We must first show that $S$ is nonempty. If
% . not in math
$a - b * 0 \in S$.
%whole expressions in math
If $a < 0$, then $a - b (2a) = a (1-2b) \in S$.
Therefore, $a = bq + r$, $r \leq 0$. Then
\[ a - b (q + 1) = a - bq - b = r - b > 0. \]
Since $0 \notin S$, $r \neq b$ and so $r < b$.
Uniqueness of $q$ and $r$. Suppose there exist integers $r$, $r'$,
$q$, and $q'$ such that \[a = bq + r, 0 \leq r < b \text{ and } a = bq' + r' , 0 \leq r' M b\text{}.\]
\end{proof}
\end{document}
答案2
您应该阅读一些较新的文档,因为有其他方法可以设置不那样的边距,例如使用包geometry或使用 KOMA-Script 包等typearea。
此外,如果您想将内容放在不同的段落中,只需在它们之间留一行空白即可。
无论如何,当某样东西是数学时,它就应该是数学。数学写$..$在文本和\[ .. \]显示样式之间。
\section{The Division Algorithm}
\begin{theorem}[Division Algorithm]
Let $a$ and $b$ be integers, with $b > 0$. Then there exist unique integers $q$ and $r$
such that
\[
a = bq + r
\]
where $0 \leq r \leq b$.
\end{theorem}
\begin{proof}
Existence of $q$ and $r$. Let
\[
S = a - bk : k \in \mathbb{Z} \text{ and } a - bk \geq 0.
% instead of `\text{ and }` you can use `\ \text{and} \ ` or `\quad \text{and} \quad`
\]
If $0 \in S$, then then $b$ divides $a$, and we can let $q = a/b$ and $r = 0$.
If $0 \notin S$, we can use the Well-Ordering Principle. We must first show that $S$ is
nonempty. If $a - b * 0 \in S$. If $a < 0$, then $a - b (2a) = a (1 - 2b) \in S$.
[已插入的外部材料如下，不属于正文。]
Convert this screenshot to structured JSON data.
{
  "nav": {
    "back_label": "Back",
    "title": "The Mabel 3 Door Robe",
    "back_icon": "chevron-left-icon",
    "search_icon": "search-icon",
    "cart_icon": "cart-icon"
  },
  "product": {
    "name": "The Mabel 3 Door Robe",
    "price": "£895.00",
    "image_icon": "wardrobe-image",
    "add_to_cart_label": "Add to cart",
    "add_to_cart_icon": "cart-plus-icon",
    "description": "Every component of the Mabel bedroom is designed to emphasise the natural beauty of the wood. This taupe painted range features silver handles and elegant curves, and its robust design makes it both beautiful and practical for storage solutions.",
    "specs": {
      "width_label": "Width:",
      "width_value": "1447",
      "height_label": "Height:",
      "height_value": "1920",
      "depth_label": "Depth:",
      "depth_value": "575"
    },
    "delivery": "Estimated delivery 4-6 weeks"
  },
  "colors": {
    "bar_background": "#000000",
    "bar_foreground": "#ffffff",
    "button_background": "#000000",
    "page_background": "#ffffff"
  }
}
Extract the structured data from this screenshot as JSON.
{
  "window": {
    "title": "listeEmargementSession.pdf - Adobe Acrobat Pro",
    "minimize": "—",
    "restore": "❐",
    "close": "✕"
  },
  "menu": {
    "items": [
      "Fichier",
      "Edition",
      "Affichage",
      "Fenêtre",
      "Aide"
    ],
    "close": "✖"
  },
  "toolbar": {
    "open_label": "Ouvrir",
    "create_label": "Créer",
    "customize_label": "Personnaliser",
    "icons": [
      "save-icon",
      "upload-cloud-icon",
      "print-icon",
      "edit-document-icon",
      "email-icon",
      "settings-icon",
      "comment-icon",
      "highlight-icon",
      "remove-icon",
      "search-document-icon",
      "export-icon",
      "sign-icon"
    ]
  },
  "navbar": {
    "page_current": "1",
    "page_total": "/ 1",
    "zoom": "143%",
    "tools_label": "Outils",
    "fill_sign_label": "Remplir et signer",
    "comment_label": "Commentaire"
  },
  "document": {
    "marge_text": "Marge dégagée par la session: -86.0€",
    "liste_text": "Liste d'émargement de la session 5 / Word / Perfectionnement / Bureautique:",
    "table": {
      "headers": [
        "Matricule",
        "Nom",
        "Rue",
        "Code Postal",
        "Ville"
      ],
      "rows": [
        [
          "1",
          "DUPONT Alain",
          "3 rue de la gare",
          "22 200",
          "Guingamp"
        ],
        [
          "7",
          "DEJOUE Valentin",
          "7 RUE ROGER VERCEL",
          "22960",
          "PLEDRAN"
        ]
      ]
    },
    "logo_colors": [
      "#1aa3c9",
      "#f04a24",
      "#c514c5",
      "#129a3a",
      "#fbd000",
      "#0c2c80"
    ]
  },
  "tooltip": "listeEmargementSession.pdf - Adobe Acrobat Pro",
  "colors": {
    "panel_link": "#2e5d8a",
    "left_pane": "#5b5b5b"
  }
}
Therefore, $a = bq + r$, $r \leq 0$. Then
\[
a - b (q + 1) = a - bq - b = r - b > 0.
\]
Since 0 $\notin S$, $r \neq b$ and so $r < b$.
Uniqueness of $q$ and $r$. Suppose there exist integers $r$, $r'$, $q$, and $q'$ such
that
\[
a = bq + r, \ 0 \leq r < b \quad\text{and}\quad a = bq' + r' , \ 0 \leq r^' < b.
\qedhere
\]
\end{proof}
请注意,我刚刚更改了与数学模式相关的内容。如果变量是数学模式,则应将其置于数学模式,即使它只是一个字母。如果表达式是数学,则必须将整个表达式置于数学模式中,以便程序负责排版。